Once again, territory demonstrated that it is far from neutral.
A Product of History and Collective Decisions
It is important to recognize that territory does not emerge spontaneously. The spatial structure of cities results from historical processes accumulated over decades, or even centuries.
Public investments, infrastructure development, real estate expansion, housing policies, urban regulations, and economic decisions all contribute to shaping the urban environments we see today.
The opportunities and inequalities embedded within territory are, to a large extent, the result of these accumulated choices.
Understanding cities therefore requires looking not only at people and activities but also at the spatial processes that have organized these relationships over time.

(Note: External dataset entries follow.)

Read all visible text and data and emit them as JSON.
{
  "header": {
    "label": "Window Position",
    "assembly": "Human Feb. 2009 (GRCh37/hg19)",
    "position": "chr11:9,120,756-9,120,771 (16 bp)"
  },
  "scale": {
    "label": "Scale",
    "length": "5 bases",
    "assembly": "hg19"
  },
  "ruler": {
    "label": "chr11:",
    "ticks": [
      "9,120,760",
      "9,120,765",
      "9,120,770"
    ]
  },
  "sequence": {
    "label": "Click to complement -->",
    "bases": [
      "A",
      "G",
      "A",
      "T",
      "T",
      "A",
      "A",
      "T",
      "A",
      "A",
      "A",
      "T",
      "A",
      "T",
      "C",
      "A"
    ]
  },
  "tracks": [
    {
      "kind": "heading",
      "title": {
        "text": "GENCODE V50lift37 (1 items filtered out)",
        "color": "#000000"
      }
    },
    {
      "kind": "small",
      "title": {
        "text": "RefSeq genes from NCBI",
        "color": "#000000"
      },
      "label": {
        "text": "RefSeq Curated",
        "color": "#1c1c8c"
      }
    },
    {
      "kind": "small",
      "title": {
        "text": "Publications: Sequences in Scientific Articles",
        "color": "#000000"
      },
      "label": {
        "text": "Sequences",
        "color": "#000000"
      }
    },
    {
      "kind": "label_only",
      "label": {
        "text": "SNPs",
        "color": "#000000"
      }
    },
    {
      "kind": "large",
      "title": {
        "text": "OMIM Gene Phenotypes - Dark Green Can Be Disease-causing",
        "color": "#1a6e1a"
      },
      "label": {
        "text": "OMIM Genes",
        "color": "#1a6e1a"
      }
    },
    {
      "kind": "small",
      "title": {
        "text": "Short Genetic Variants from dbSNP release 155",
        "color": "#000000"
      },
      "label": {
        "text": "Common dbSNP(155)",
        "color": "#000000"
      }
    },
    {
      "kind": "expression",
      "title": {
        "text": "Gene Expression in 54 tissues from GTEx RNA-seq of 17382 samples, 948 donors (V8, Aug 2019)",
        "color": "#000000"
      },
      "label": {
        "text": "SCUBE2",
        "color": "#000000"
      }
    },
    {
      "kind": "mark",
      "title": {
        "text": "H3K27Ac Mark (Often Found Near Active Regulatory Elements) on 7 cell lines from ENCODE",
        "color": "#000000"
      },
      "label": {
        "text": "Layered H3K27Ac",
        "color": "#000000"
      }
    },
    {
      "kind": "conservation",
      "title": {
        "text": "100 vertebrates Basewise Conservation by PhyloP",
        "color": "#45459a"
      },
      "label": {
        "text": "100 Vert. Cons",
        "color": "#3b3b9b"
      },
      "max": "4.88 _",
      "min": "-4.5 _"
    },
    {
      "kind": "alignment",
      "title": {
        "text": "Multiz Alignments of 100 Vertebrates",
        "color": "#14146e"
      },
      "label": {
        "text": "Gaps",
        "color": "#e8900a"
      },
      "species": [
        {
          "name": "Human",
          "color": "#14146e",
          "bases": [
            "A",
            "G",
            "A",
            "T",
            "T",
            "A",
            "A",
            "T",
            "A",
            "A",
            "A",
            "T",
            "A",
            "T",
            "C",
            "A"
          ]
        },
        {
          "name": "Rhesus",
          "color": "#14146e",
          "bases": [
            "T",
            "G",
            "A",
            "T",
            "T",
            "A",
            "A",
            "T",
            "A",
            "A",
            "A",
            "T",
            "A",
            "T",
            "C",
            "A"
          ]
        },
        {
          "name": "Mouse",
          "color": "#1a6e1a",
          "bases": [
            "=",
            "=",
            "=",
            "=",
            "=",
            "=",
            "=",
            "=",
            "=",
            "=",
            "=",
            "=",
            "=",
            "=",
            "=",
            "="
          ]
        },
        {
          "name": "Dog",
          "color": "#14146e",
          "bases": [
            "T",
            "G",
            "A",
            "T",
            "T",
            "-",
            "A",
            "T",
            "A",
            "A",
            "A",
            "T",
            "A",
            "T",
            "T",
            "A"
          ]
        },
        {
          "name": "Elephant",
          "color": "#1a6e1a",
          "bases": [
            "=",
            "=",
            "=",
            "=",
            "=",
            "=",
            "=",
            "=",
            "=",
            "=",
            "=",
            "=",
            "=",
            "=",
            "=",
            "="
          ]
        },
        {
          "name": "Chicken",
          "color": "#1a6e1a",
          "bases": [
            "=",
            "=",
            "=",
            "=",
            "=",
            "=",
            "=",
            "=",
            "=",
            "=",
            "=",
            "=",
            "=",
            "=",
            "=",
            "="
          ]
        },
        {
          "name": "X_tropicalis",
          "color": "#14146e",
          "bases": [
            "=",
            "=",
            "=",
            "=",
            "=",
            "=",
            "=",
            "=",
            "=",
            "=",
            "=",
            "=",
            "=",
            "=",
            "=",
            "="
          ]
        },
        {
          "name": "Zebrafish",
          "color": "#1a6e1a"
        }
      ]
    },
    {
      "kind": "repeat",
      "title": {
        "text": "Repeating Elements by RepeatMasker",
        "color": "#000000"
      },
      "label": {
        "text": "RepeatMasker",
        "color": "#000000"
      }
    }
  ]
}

Understanding Territory to Understand Cities
The idea that territory is not neutral represents a significant shift in how we interpret urban phenomena.
Rather than viewing space as a passive container in which society unfolds, we begin to recognize it as an active component of social dynamics. Territory influences mobility, opportunities, interactions, risks, and inequalities. It shapes part of the range of possibilities available to individuals, groups, and institutions.
This does not mean that space completely determines human behavior. People continue to make choices, develop strategies, and transform the places where they live. However, these choices always occur within a set of spatial conditions that make some possibilities easier and others more difficult.
For this reason, understanding cities necessarily requires understanding their territories.
After all, social dynamics do not occur on neutral ground. They unfold within a territory that actively participates in their construction.